Paula Oliveira - Crédito Divulgação
Paula Oliveira - Crédito Divulgação
Paula Oliveira, CEO da GoToData, afirma que algoritmos já auxiliam também na área de direito consultivo
Fecha de publicación: 30/10/2019

A inteligência artificial deu um salto na interação com o mundo do direito quando passou a ser capaz de interpretar os chamados dados não estruturados, como fotos, vídeos e textos, e hoje os sistemas conseguem até mesmo prescrever estratégias para um ou mais processos, afirma Paula Oliveira, CEO da GoToData.

Oliveira é graduada e mestre em estatística pela Universidade Federal de Minas Gerais. Obteve um MBA em Management pela Fundação Dom Cabral e um post MBA sobre o mesmo tema na Northwestern University - Kellogg School of Management. É doutora em psicologia das organizações e do trabalho, comportamento organizacional pela Universidade de São Paulo (USP).
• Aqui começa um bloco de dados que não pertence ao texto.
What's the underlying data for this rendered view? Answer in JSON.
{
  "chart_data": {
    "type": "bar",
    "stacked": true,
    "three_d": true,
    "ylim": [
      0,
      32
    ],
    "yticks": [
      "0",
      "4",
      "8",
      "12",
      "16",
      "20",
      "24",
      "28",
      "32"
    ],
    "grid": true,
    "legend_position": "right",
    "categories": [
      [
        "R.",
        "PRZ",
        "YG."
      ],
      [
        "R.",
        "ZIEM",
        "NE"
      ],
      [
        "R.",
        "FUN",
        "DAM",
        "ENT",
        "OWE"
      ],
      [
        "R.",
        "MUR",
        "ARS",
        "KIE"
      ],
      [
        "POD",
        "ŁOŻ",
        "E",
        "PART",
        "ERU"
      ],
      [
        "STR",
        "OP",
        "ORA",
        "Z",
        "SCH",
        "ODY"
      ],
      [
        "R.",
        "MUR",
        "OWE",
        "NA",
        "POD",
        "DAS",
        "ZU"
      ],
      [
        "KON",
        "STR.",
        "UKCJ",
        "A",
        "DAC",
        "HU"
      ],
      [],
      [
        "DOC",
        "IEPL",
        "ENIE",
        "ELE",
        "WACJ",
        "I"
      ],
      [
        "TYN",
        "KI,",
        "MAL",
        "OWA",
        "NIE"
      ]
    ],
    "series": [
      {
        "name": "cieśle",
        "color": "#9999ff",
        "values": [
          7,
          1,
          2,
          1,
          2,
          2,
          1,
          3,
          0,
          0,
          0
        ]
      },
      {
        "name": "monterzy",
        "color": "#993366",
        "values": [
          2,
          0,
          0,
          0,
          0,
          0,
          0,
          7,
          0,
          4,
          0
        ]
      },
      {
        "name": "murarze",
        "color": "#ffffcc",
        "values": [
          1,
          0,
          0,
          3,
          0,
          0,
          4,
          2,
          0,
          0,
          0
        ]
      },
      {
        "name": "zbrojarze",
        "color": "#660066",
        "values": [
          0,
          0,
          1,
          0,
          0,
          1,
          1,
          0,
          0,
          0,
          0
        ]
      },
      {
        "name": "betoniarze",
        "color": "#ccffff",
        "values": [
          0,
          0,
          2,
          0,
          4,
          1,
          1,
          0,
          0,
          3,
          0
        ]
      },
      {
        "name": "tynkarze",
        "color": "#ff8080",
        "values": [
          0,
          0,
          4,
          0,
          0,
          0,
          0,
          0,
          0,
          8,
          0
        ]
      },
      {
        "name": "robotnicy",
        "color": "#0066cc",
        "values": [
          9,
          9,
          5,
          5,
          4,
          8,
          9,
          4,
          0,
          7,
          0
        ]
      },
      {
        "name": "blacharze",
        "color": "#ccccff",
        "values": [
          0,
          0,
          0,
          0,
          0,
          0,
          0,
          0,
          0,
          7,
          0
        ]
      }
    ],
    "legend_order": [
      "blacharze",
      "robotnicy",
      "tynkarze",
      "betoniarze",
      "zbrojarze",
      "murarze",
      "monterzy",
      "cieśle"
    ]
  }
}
Qual a importância da inteligência artificial para os advogados?

A utopia ou distopia do que se convencionou como conceito de Inteligência Artificial (IA) refere-se à tentativa de replicar, nos algoritmos e sistemas de informação, os mecanismos humanos de aprendizagem. No limite, tais sistemas seriam capazes de coletar, armazenar e processar dados, construir significado e agir de forma totalmente autônoma, ou seja, sem a supervisão ou interferência humana.
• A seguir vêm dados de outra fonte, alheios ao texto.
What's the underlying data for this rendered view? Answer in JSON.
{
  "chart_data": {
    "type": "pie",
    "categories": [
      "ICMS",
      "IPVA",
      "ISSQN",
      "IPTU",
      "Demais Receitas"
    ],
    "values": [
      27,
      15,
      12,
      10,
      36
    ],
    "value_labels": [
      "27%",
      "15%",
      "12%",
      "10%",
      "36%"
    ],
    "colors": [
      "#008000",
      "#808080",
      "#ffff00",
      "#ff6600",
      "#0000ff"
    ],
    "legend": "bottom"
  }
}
Nesse estágio, as nossas capacidades cognitivas estariam mimetizadas nas máquinas e, portanto, poderiam ser potencializadas ou substituídas por elas. Seria um processo análogo ao  provocado pela Revolução Industrial, porém, não em relação às nossas capacidades mecânicas e repetitivas, mas sim às intelectuais, repetitivas e complexas.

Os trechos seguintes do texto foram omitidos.